Marcela Passamani comemora aniversário nesta sexta-feira. Ela é conhecida por sua disposição e, como geminiana inquieta, equilibra compromissos, família e uma rotina cheia de atividades sem perder o bom humor. Entre um compromisso e outro, ainda encontra tempo para cantar, dançar e cozinhar. Após sete anos no comando da Secretaria de Justiça e Cidadania do DF, Marcela vive uma nova fase, mas mantém o ritmo acelerado. A ex-secretária do DF também se destaca por seu envolvimento em projetos e ações voltadas à população. Apesar da correria, o aniversário será celebrado de forma reservada, em clima intimista, ao lado da família e de amigos próximos.
Nos Estados Unidos, o uso de peptídeos virou moda. Esses aminoácidos atuam como mensageiros biológicos, sinalizando para as células regularem funções como metabolismo, imunidade, inflamação e produção hormonal. Os peptídeos de colágeno e os anti-inflamatórios são os mais procurados, principalmente pelo público feminino. Além das versões injetáveis, eles também estão presentes em cremes com GHK-Cu. A tendência, segundo a coluna, deve chegar ao Brasil em breve.
A Faculdade Presbiteriana Mackenzie Brasília receberá, no dia 8 de junho, o evento Influência que Move – Summit Brasília. O encontro reunirá nomes de destaque das áreas de Comunicação, Direito e relações institucionais. O ministro do Supremo Tribunal Federal (STF), André Mendonça, está confirmado e fará a palestra de abertura. O evento é promovido pela Race Comunicação em parceria com o Mackenzie e a PRGN.
O cerimonialista Marcelo Pimenta oficializará sua união com o bancário Nalberto Rodrigues no dia 26 de junho. A cerimônia e a festa serão realizadas no Clube Naval, localizado às margens do Lago Paranoá.
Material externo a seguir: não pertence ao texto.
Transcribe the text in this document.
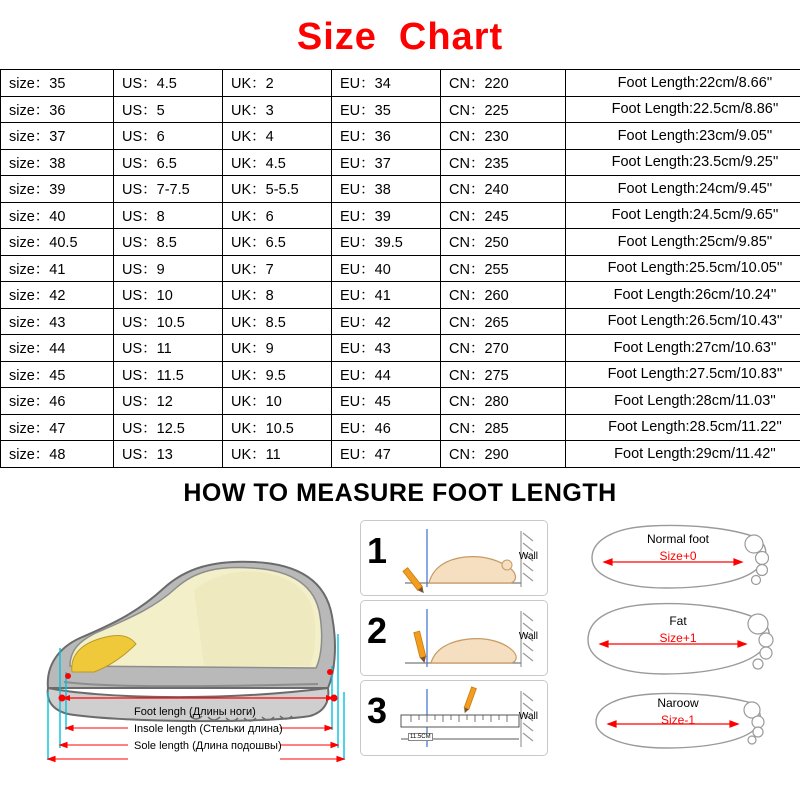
Size Chart
size：35	US：4.5	UK：2	EU：34	CN：220	Foot Length:22cm/8.66''
size：36	US：5	UK：3	EU：35	CN：225	Foot Length:22.5cm/8.86''
size：37	US：6	UK：4	EU：36	CN：230	Foot Length:23cm/9.05''
size：38	US：6.5	UK：4.5	EU：37	CN：235	Foot Length:23.5cm/9.25''
size：39	US：7-7.5	UK：5-5.5	EU：38	CN：240	Foot Length:24cm/9.45''
size：40	US：8	UK：6	EU：39	CN：245	Foot Length:24.5cm/9.65''
size：40.5	US：8.5	UK：6.5	EU：39.5	CN：250	Foot Length:25cm/9.85''
size：41	US：9	UK：7	EU：40	CN：255	Foot Length:25.5cm/10.05''
size：42	US：10	UK：8	EU：41	CN：260	Foot Length:26cm/10.24''
size：43	US：10.5	UK：8.5	EU：42	CN：265	Foot Length:26.5cm/10.43''
size：44	US：11	UK：9	EU：43	CN：270	Foot Length:27cm/10.63''
size：45	US：11.5	UK：9.5	EU：44	CN：275	Foot Length:27.5cm/10.83''
size：46	US：12	UK：10	EU：45	CN：280	Foot Length:28cm/11.03''
size：47	US：12.5	UK：10.5	EU：46	CN：285	Foot Length:28.5cm/11.22''
size：48	US：13	UK：11	EU：47	CN：290	Foot Length:29cm/11.42''
HOW TO MEASURE FOOT LENGTH
Foot lengh (Длины ноги)
Insole length (Стельки длина)
Sole length (Длина подошвы)
1	Wall
2	Wall
3
11.5CM
Wall
Normal foot
Size+0
Fat
Size+1
Naroow
Size-1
O Centro Indígena de Aprendizagem do Rio Negro, apoiado pelo Instituto ANABB, está entre os finalistas da 13ª edição do Prêmio Fundação BB de Tecnologia Social. Os vencedores serão anunciados nesta sexta-feira em evento no Centro Cultural Banco do Brasil (CCBB). O projeto foi desenvolvido em parceria entre a Universidade Estadual de Campinas (Unicamp) e a Federação das Organizações Indígenas do Rio Negro. A proposta busca ampliar o acesso à energia limpa em comunidades indígenas remotas da Amazônia, substituindo geradores a diesel por sistemas de energia solar. O projeto também promove a capacitação das comunidades.